Existem um filme e um livro com o título O Bigode. O roteiro e direção do filme são do escritor do livro: Emmanuel Carrère, um jornalista e historiador francês - de 40 e poucos anos - que escreveu meia dúzia de livros e já está sendo considerado o substituto do checo Franz Kafka – autor de A Metamorfose e O Processo –, um escritor que influenciou fortemente a literatura moderna. Kafka tinha a capacidade de deixar o leitor com a impressão de estar dentro de um sonho, ou melhor, de um pesadelo, mostrando aspectos primitivos da psiquê humana em situações fantásticas. E Carrère escreve, roteiriza e dirige como um legítimo herdeiro de Kafka.

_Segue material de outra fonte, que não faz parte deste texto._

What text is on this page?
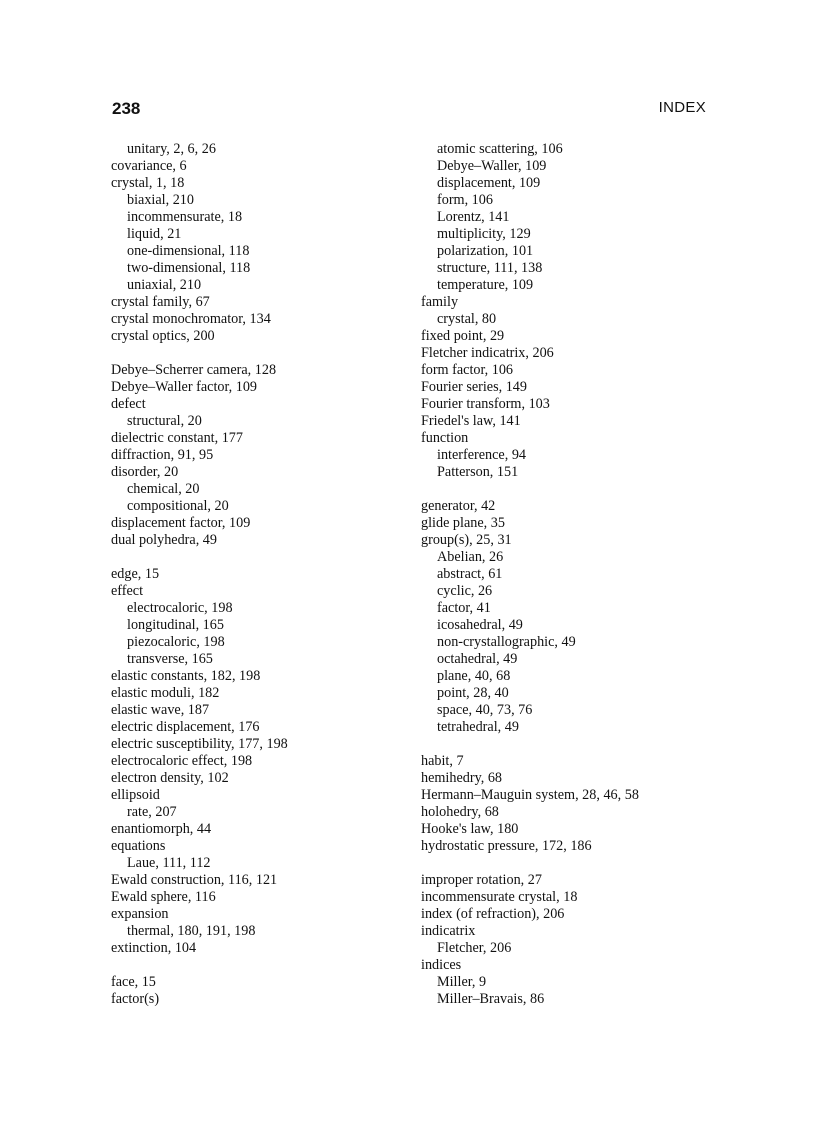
238	INDEX
unitary, 2, 6, 26
covariance, 6
crystal, 1, 18
biaxial, 210
incommensurate, 18
liquid, 21
one-dimensional, 118
two-dimensional, 118
uniaxial, 210
crystal family, 67
crystal monochromator, 134
crystal optics, 200
Debye–Scherrer camera, 128
Debye–Waller factor, 109
defect
structural, 20
dielectric constant, 177
diffraction, 91, 95
disorder, 20
chemical, 20
compositional, 20
displacement factor, 109
dual polyhedra, 49
edge, 15
effect
electrocaloric, 198
longitudinal, 165
piezocaloric, 198
transverse, 165
elastic constants, 182, 198
elastic moduli, 182
elastic wave, 187
electric displacement, 176
electric susceptibility, 177, 198
electrocaloric effect, 198
electron density, 102
ellipsoid
rate, 207
enantiomorph, 44
equations
Laue, 111, 112
Ewald construction, 116, 121
Ewald sphere, 116
expansion
thermal, 180, 191, 198
extinction, 104
face, 15
factor(s)
atomic scattering, 106
Debye–Waller, 109
displacement, 109
form, 106
Lorentz, 141
multiplicity, 129
polarization, 101
structure, 111, 138
temperature, 109
family
crystal, 80
fixed point, 29
Fletcher indicatrix, 206
form factor, 106
Fourier series, 149
Fourier transform, 103
Friedel's law, 141
function
interference, 94
Patterson, 151
generator, 42
glide plane, 35
group(s), 25, 31
Abelian, 26
abstract, 61
cyclic, 26
factor, 41
icosahedral, 49
non-crystallographic, 49
octahedral, 49
plane, 40, 68
point, 28, 40
space, 40, 73, 76
tetrahedral, 49
habit, 7
hemihedry, 68
Hermann–Mauguin system, 28, 46, 58
holohedry, 68
Hooke's law, 180
hydrostatic pressure, 172, 186
improper rotation, 27
incommensurate crystal, 18
index (of refraction), 206
indicatrix
Fletcher, 206
indices
Miller, 9
Miller–Bravais, 86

No filme O Bigode (La Moustache – França, 2005) o telespectador se vê frente a frente com um dos maiores problemas existenciais da humanidade: a história de Marc, um cara que raspa o bigode. Ok, talvez este não seja lá um grande problema existencial da humanidade. Não seria, se depois de raspar o bigode ninguém, nem a esposa de Marc, Agnès, notassem a mudança. A partir daí, acompanhamos Marc tentando entender o que ocorre à sua volta: será uma das brincadeiras articuladas pela esposa, com amigos e colegas de trabalho? Marc deve acreditar quando ela diz que ele nunca usou bigode? Como reagir quando não só os amigos e colegas de trabalho mas até o garçom do café da esquina não notam diferença alguma? Marc procura desesperadamente justificar o injustificável: se não for uma brincadeira de mau gosto dos seus conhecidos, seria algum bug no Universo que só ele notou? Ou pior, estaria a esposa e o sócio tentando fazê-lo agir como louco para tomar tudo dele? São hipóteses razoáveis levantadas mas que, ao final, serão irrelevantes.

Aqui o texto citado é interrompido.